Joined by violinist Erkki Veltheim and drummer WIll Guthrie in quartet formation, this record continues to employ the wayward orchestrations and arresting physicality of their 2014 debut Geocidal, yet is renewed by a melodic language which grounds it's multi-coloured twists and turns in hallucinatory lyricism.

Where Geocidal was loosely based on futuristic post-colonial dystopias, its even cheerier successor is sculpted around isolation in the surveillance age; and although lofty/high-concept sounding, this is still an intensely fun and heavy listen. Necroscape synthesizes a lot of territory: odd-time rock, musique concrète, otherworld grooves, soul, industrial noise, microtonal psychoacoustics….seemingly strange bedfellows on paper, yet in the ears they surprisingly coalesce into 13 songs which playfully challenge our notions of sonic logic and make you move at the same time. In a nutshell, listening to Necroscape creates the weird sensation of exclaiming "of course!" and "wtf?" simultaneously.

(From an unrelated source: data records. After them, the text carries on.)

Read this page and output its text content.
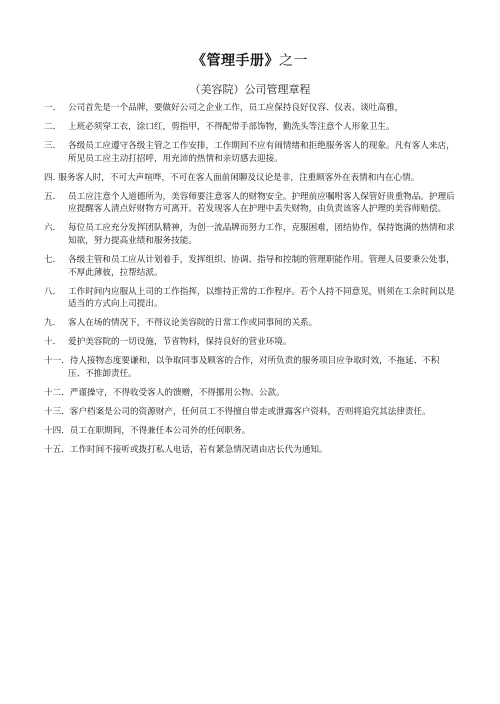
《管理手册》之一
（美容院）公司管理章程
一． 公司首先是一个品牌，要做好公司之企业工作，员工应保持良好仪容、仪表、谈吐高雅，
二． 上班必须穿工衣，涂口红，剪指甲，不得配带手部饰物，勤洗头等注意个人形象卫生。
三． 各级员工应遵守各级主管之工作安排，工作期间不应有闹情绪和拒绝服务客人的现象。凡有客人来店，所见员工应主动打招呼，用充沛的热情和亲切感去迎接。
四. 服务客人时，不可大声喧哗，不可在客人面前闲聊及议论是非，注重顾客外在表情和内在心情。
五． 员工应注意个人道德所为，美容师要注意客人的财物安全。护理前应嘱咐客人保管好贵重物品。护理后应提醒客人清点好财物方可离开。若发现客人在护理中丢失财物，由负责该客人护理的美容师赔偿。
六． 每位员工应充分发挥团队精神，为创一流品牌而努力工作，克服困难，团结协作，保持饱满的热情和求知欲，努力提高业绩和服务技能。
七． 各级主管和员工应从计划着手，发挥组织、协调、指导和控制的管理职能作用。管理人员要秉公处事，不厚此薄彼，拉帮结派。
八． 工作时间内应服从上司的工作指挥，以维持正常的工作程序。若个人持不同意见，则须在工余时间以是适当的方式向上司提出。
九． 客人在场的情况下，不得议论美容院的日常工作或同事间的关系。
十． 爱护美容院的一切设施，节省物料，保持良好的营业环境。
十一．待人接物态度要谦和，以争取同事及顾客的合作，对所负责的服务项目应争取时效，不拖延、不积压、不推卸责任。
十二．严谨操守，不得收受客人的馈赠，不得挪用公物、公款。
十三．客户档案是公司的资源财产，任何员工不得擅自带走或泄露客户资料，否则将追究其法律责任。
十四．员工在职期间，不得兼任本公司外的任何职务。
十五．工作时间不接听或拨打私人电话，若有紧急情况请由店长代为通知。
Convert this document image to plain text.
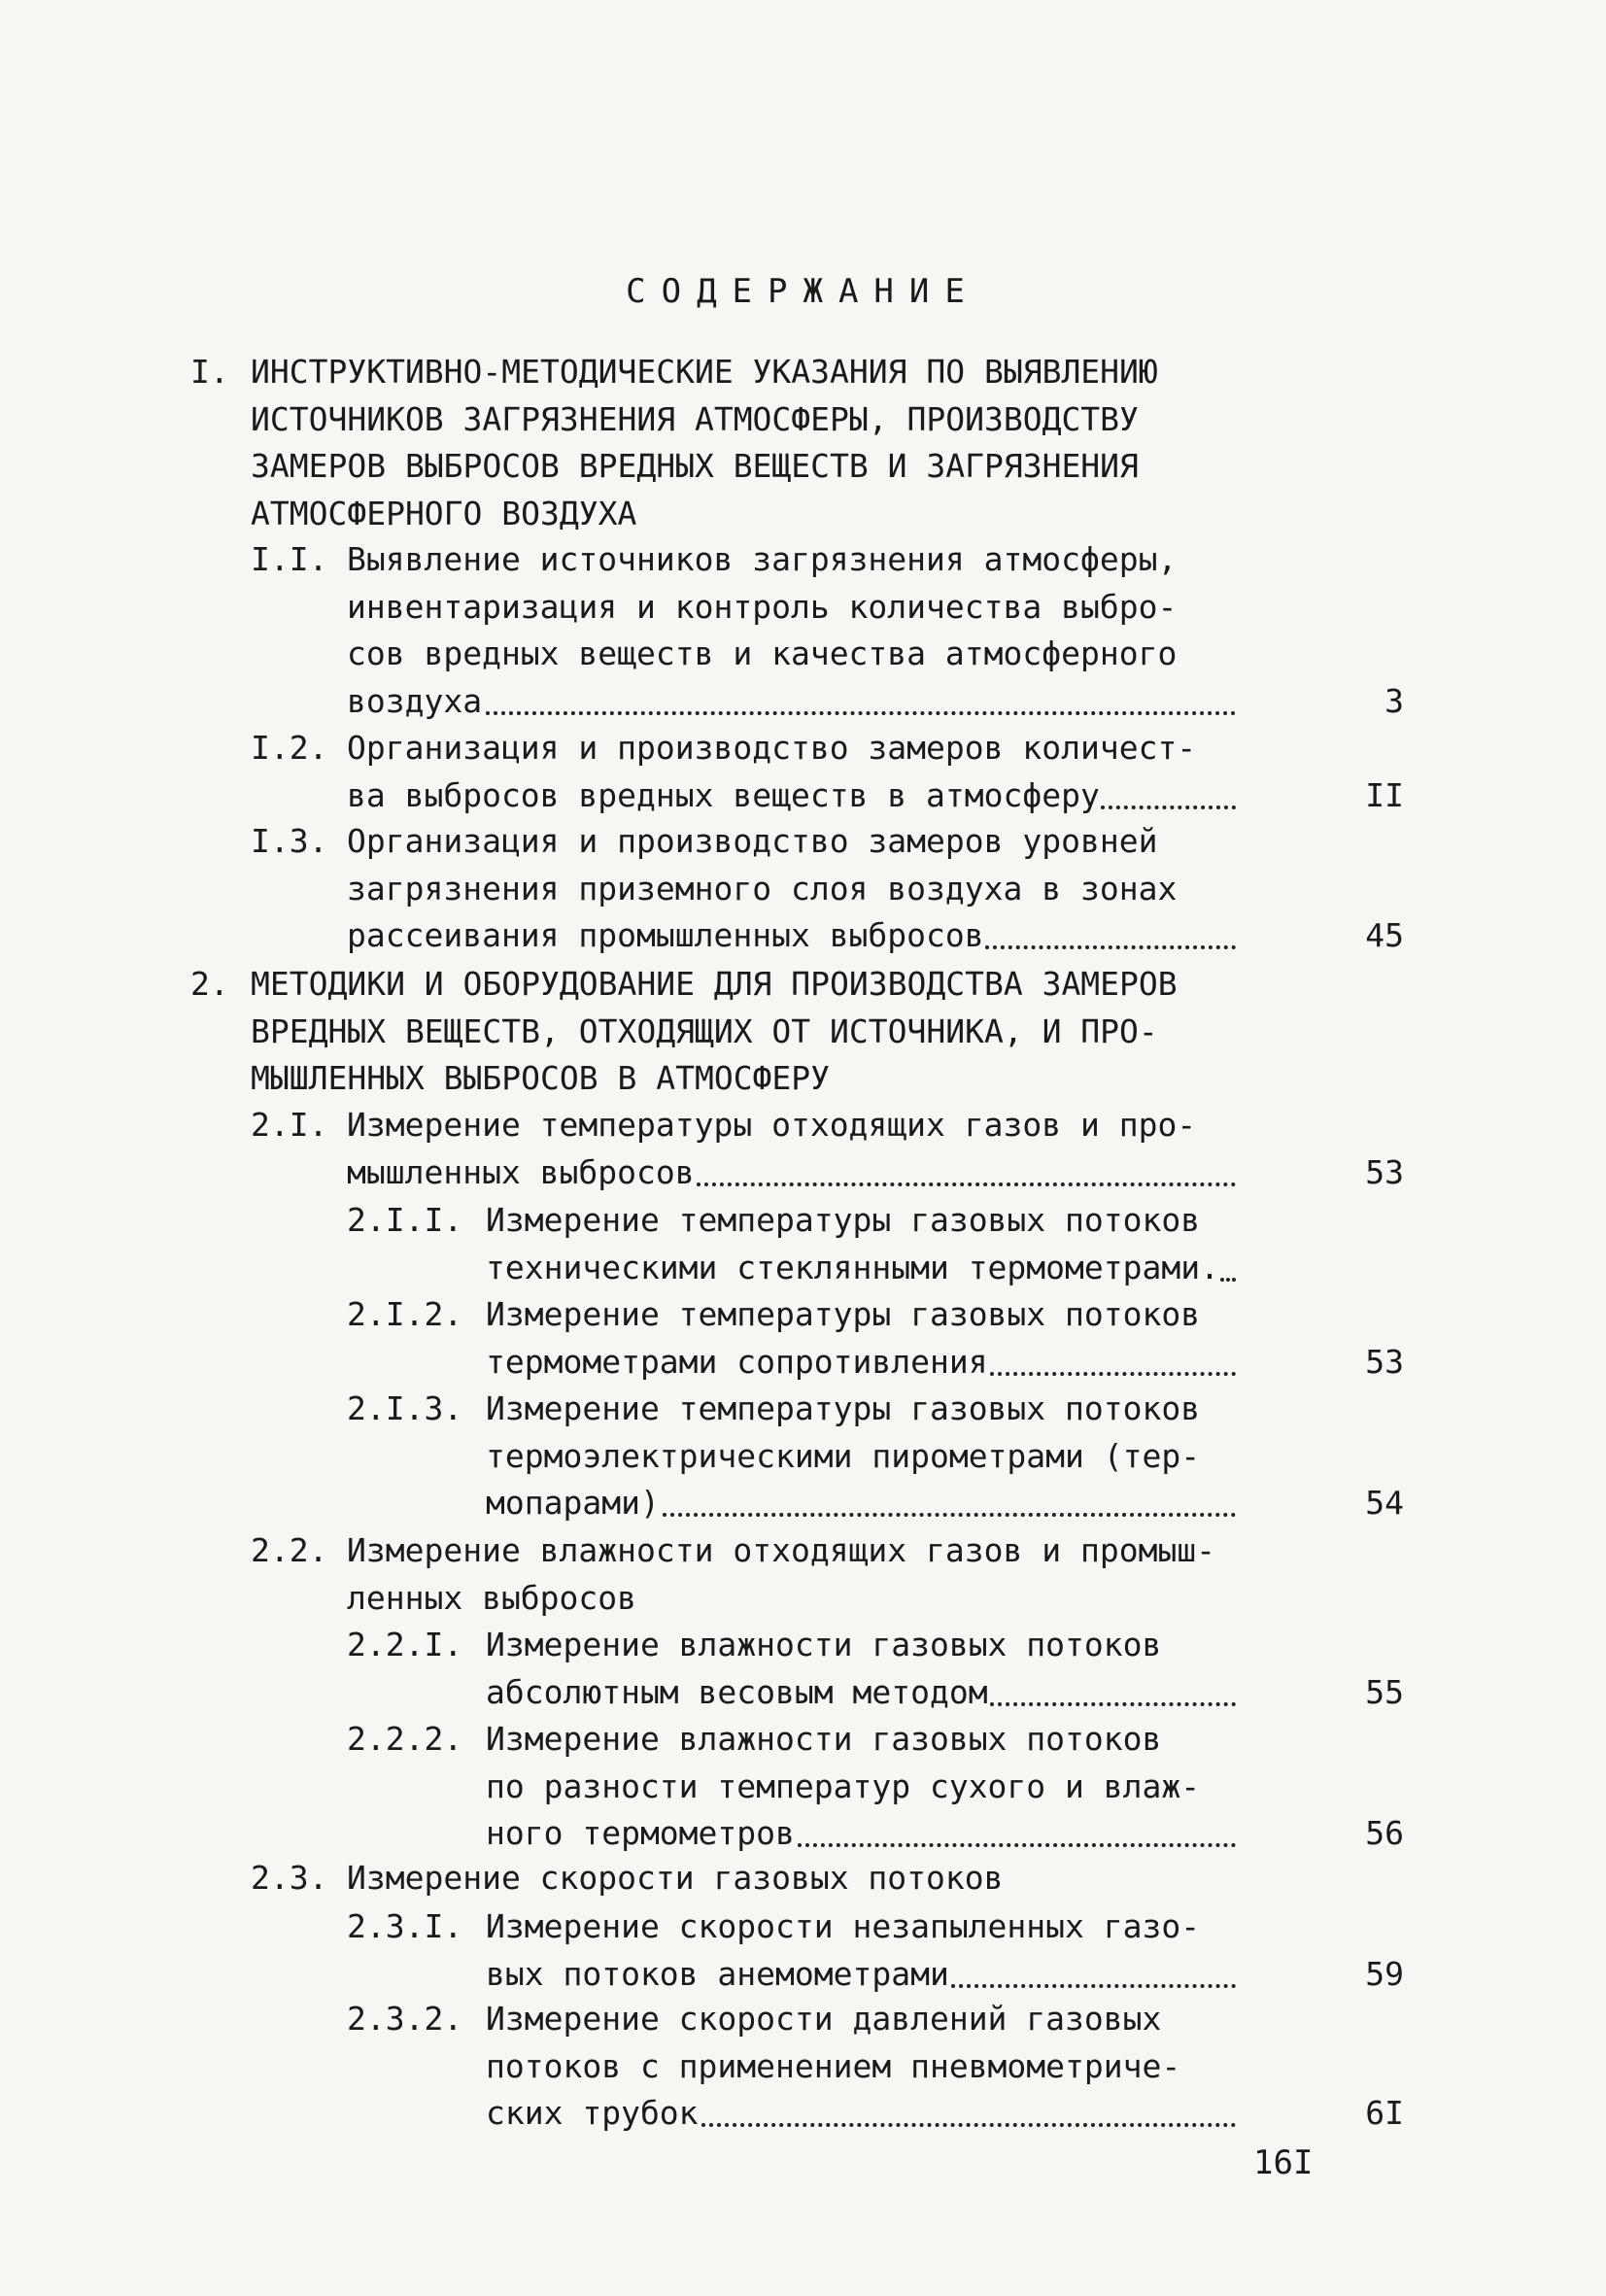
СОДЕРЖАНИЕ
I. ИНСТРУКТИВНО-МЕТОДИЧЕСКИЕ УКАЗАНИЯ ПО ВЫЯВЛЕНИЮ
ИСТОЧНИКОВ ЗАГРЯЗНЕНИЯ АТМОСФЕРЫ, ПРОИЗВОДСТВУ
ЗАМЕРОВ ВЫБРОСОВ ВРЕДНЫХ ВЕЩЕСТВ И ЗАГРЯЗНЕНИЯ
АТМОСФЕРНОГО ВОЗДУХА
I.I. Выявление источников загрязнения атмосферы,
инвентаризация и контроль количества выбро-
сов вредных веществ и качества атмосферного
воздуха	3
I.2. Организация и производство замеров количест-
ва выбросов вредных веществ в атмосферу	II
I.3. Организация и производство замеров уровней
загрязнения приземного слоя воздуха в зонах
рассеивания промышленных выбросов	45
2. МЕТОДИКИ И ОБОРУДОВАНИЕ ДЛЯ ПРОИЗВОДСТВА ЗАМЕРОВ
ВРЕДНЫХ ВЕЩЕСТВ, ОТХОДЯЩИХ ОТ ИСТОЧНИКА, И ПРО-
МЫШЛЕННЫХ ВЫБРОСОВ В АТМОСФЕРУ
2.I. Измерение температуры отходящих газов и про-
мышленных выбросов	53
2.I.I. Измерение температуры газовых потоков
техническими стеклянными термометрами.
2.I.2. Измерение температуры газовых потоков
термометрами сопротивления	53
2.I.3. Измерение температуры газовых потоков
термоэлектрическими пирометрами (тер-
мопарами)	54
2.2. Измерение влажности отходящих газов и промыш-
ленных выбросов
2.2.I. Измерение влажности газовых потоков
абсолютным весовым методом	55
2.2.2. Измерение влажности газовых потоков
по разности температур сухого и влаж-
ного термометров	56
2.3. Измерение скорости газовых потоков
2.3.I. Измерение скорости незапыленных газо-
вых потоков анемометрами	59
2.3.2. Измерение скорости давлений газовых
потоков с применением пневмометриче-
ских трубок	6I
16I
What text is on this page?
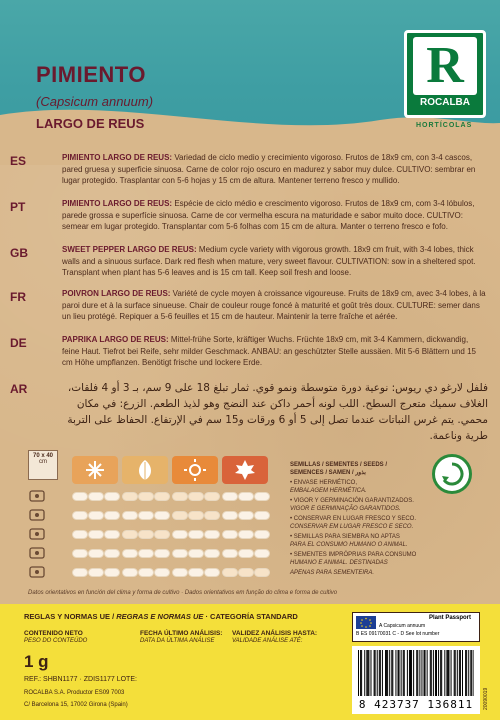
R
ROCALBA
HORTÍCOLAS
PIMIENTO
(Capsicum annuum)
LARGO DE REUS
ES	PIMIENTO LARGO DE REUS: Variedad de ciclo medio y crecimiento vigoroso. Frutos de 18x9 cm, con 3-4 cascos, pared gruesa y superficie sinuosa. Carne de color rojo oscuro en madurez y sabor muy dulce. CULTIVO: sembrar en lugar protegido. Trasplantar con 5-6 hojas y 15 cm de altura. Mantener terreno fresco y mullido.
PT	PIMIENTO LARGO DE REUS: Espécie de ciclo médio e crescimento vigoroso. Frutos de 18x9 cm, com 3-4 lóbulos, parede grossa e superfície sinuosa. Carne de cor vermelha escura na maturidade e sabor muito doce. CULTIVO: semear em lugar protegido. Transplantar com 5-6 folhas com 15 cm de altura. Manter o terreno fresco e fofo.
GB	SWEET PEPPER LARGO DE REUS: Medium cycle variety with vigorous growth. 18x9 cm fruit, with 3-4 lobes, thick walls and a sinuous surface. Dark red flesh when mature, very sweet flavour. CULTIVATION: sow in a sheltered spot. Transplant when plant has 5-6 leaves and is 15 cm tall. Keep soil fresh and loose.
FR	POIVRON LARGO DE REUS: Variété de cycle moyen à croissance vigoureuse. Fruits de 18x9 cm, avec 3-4 lobes, à la paroi dure et à la surface sinueuse. Chair de couleur rouge foncé à maturité et goût très doux. CULTURE: semer dans un lieu protégé. Repiquer a 5-6 feuilles et 15 cm de hauteur. Maintenir la terre fraîche et aérée.
DE	PAPRIKA LARGO DE REUS: Mittel-frühe Sorte, kräftiger Wuchs. Früchte 18x9 cm, mit 3-4 Kammern, dickwandig, feine Haut. Tiefrot bei Reife, sehr milder Geschmack. ANBAU: an geschützter Stelle aussäen. Mit 5-6 Blättern und 15 cm Höhe umpflanzen. Benötigt frische und lockere Erde.
AR	فلفل لارغو دي ريوس: نوعية دورة متوسطة ونمو قوي. ثمار تبلغ 18 على 9 سم، بـ 3 أو 4 فلقات، الغلاف سميك متعرج السطح. اللب لونه أحمر داكن عند النضج وهو لذيذ الطعم. الزرع: في مكان محمي. يتم غرس النباتات عندما تصل إلى 5 أو 6 ورقات و15 سم في الإرتفاع. الحفاظ على التربة طرية وناعمة.
70 x 40
cm	SEMILLAS / SEMENTES / SEEDS /
SEMENCES / SAMEN / بذور
• ENVASE HERMÉTICO,
EMBALAGEM HERMÉTICA.
• VIGOR Y GERMINACIÓN GARANTIZADOS.
VIGOR E GERMINAÇÃO GARANTIDOS.
• CONSERVAR EN LUGAR FRESCO Y SECO.
CONSERVAR EM LUGAR FRESCO E SECO.
• SEMILLAS PARA SIEMBRA NO APTAS
PARA EL CONSUMO HUMANO O ANIMAL.
• SEMENTES IMPRÓPRIAS PARA CONSUMO
HUMANO E ANIMAL. DESTINADAS
APENAS PARA SEMENTEIRA.
Datos orientativos en función del clima y forma de cultivo · Dados orientativos em função do clima e forma de cultivo
REGLAS Y NORMAS UE / REGRAS E NORMAS UE · CATEGORÍA STANDARD
CONTENIDO NETO
PESO DO CONTEÚDO
FECHA ÚLTIMO ANÁLISIS:
DATA DA ÚLTIMA ANÁLISE
VALIDEZ ANÁLISIS HASTA:
VALIDADE ANÁLISE ATÉ:
1 g
REF.: SHBN1177 · ZDIS1177 LOTE:
ROCALBA S.A. Productor ES09 7003
C/ Barcelona 15, 17002 Girona (Spain)
Plant Passport
A Capsicum annuum
B ES 09170031 C - D See lot number
8 423737 136811	20090019
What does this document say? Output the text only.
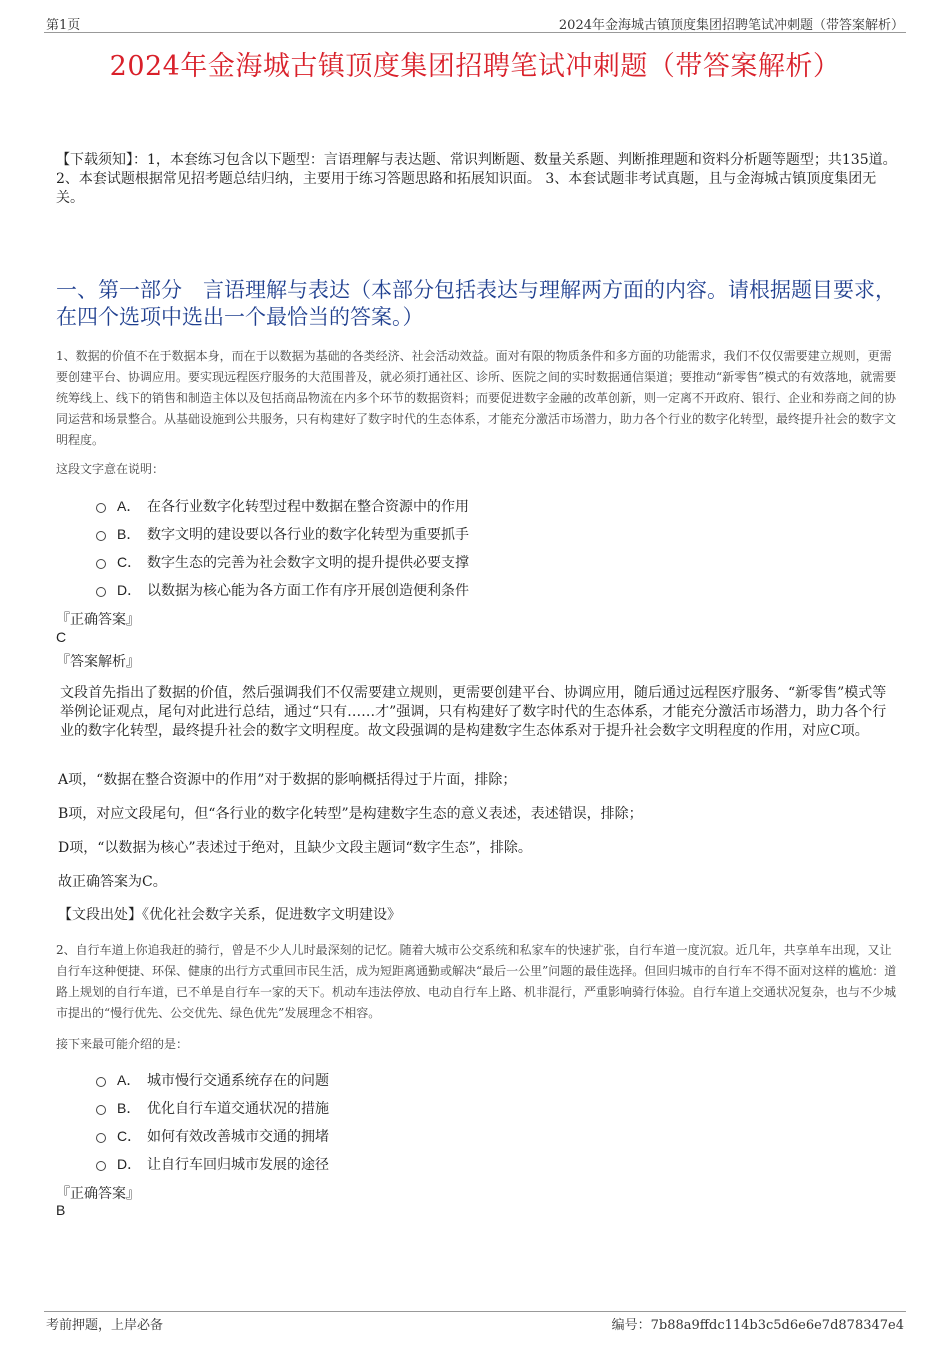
第1页	2024年金海城古镇顶度集团招聘笔试冲刺题（带答案解析）
2024年金海城古镇顶度集团招聘笔试冲刺题（带答案解析）
【下载须知】：1，本套练习包含以下题型：言语理解与表达题、常识判断题、数量关系题、判断推理题和资料分析题等题型；共135道。 2、本套试题根据常见招考题总结归纳，主要用于练习答题思路和拓展知识面。 3、本套试题非考试真题，且与金海城古镇顶度集团无关。
一、第一部分　言语理解与表达（本部分包括表达与理解两方面的内容。请根据题目要求，在四个选项中选出一个最恰当的答案。）
1、数据的价值不在于数据本身，而在于以数据为基础的各类经济、社会活动效益。面对有限的物质条件和多方面的功能需求，我们不仅仅需要建立规则，更需要创建平台、协调应用。要实现远程医疗服务的大范围普及，就必须打通社区、诊所、医院之间的实时数据通信渠道；要推动“新零售”模式的有效落地，就需要统筹线上、线下的销售和制造主体以及包括商品物流在内多个环节的数据资料；而要促进数字金融的改革创新，则一定离不开政府、银行、企业和券商之间的协同运营和场景整合。从基础设施到公共服务，只有构建好了数字时代的生态体系，才能充分激活市场潜力，助力各个行业的数字化转型，最终提升社会的数字文明程度。
这段文字意在说明：
A． 在各行业数字化转型过程中数据在整合资源中的作用
B． 数字文明的建设要以各行业的数字化转型为重要抓手
C． 数字生态的完善为社会数字文明的提升提供必要支撑
D． 以数据为核心能为各方面工作有序开展创造便利条件
『正确答案』
C
『答案解析』
文段首先指出了数据的价值，然后强调我们不仅需要建立规则，更需要创建平台、协调应用，随后通过远程医疗服务、“新零售”模式等举例论证观点，尾句对此进行总结，通过“只有……才”强调，只有构建好了数字时代的生态体系，才能充分激活市场潜力，助力各个行业的数字化转型，最终提升社会的数字文明程度。故文段强调的是构建数字生态体系对于提升社会数字文明程度的作用，对应C项。
A项，“数据在整合资源中的作用”对于数据的影响概括得过于片面，排除；
B项，对应文段尾句，但“各行业的数字化转型”是构建数字生态的意义表述，表述错误，排除；
D项，“以数据为核心”表述过于绝对，且缺少文段主题词“数字生态”，排除。
故正确答案为C。
【文段出处】《优化社会数字关系，促进数字文明建设》
2、自行车道上你追我赶的骑行，曾是不少人儿时最深刻的记忆。随着大城市公交系统和私家车的快速扩张，自行车道一度沉寂。近几年，共享单车出现，又让自行车这种便捷、环保、健康的出行方式重回市民生活，成为短距离通勤或解决“最后一公里”问题的最佳选择。但回归城市的自行车不得不面对这样的尴尬：道路上规划的自行车道，已不单是自行车一家的天下。机动车违法停放、电动自行车上路、机非混行，严重影响骑行体验。自行车道上交通状况复杂，也与不少城市提出的“慢行优先、公交优先、绿色优先”发展理念不相容。
接下来最可能介绍的是：
A． 城市慢行交通系统存在的问题
B． 优化自行车道交通状况的措施
C． 如何有效改善城市交通的拥堵
D． 让自行车回归城市发展的途径
『正确答案』
B
考前押题，上岸必备	编号：7b88a9ffdc114b3c5d6e6e7d878347e4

Pateras describes various tracks.


Solioquy, “No other band would combine microtonal buchla with hyperactive drumming to serenade Paganini and Leonard Cohen passed out in a hot tub. This track is like pressing fast forward on both a [Giacinto] Sclesi and Yasunao Tone CD on different systems pointed at each other, except it’s performed live. Quite possibly the only track in the world to refer to Deleuze as ‘chichi.'”



Wait Til Morning, "Peter Gunn on methampetamine with RD Burman as co-pilot, being pursued by Madlib through an early 80s London industrial estate. This was one of the first songs we wrote for the new album, and probably played a big part in convincing us doing another would be a good idea. It is the only song on the record with a drumless chorus; like a lot of our music, the drama is upside down."


Haunted On The Uptake, "Sounds like The Melvins' tour van broke down in the Balkans and instead of going home, they decide to open a mountain laboratory dedicated to possible hybrids of Rembetika and hardcore. This sounds like the pop music of a youth I wish I'd had, but instead I grew up in the suburbs of Melbourne smoking bongs and listening to Bungle."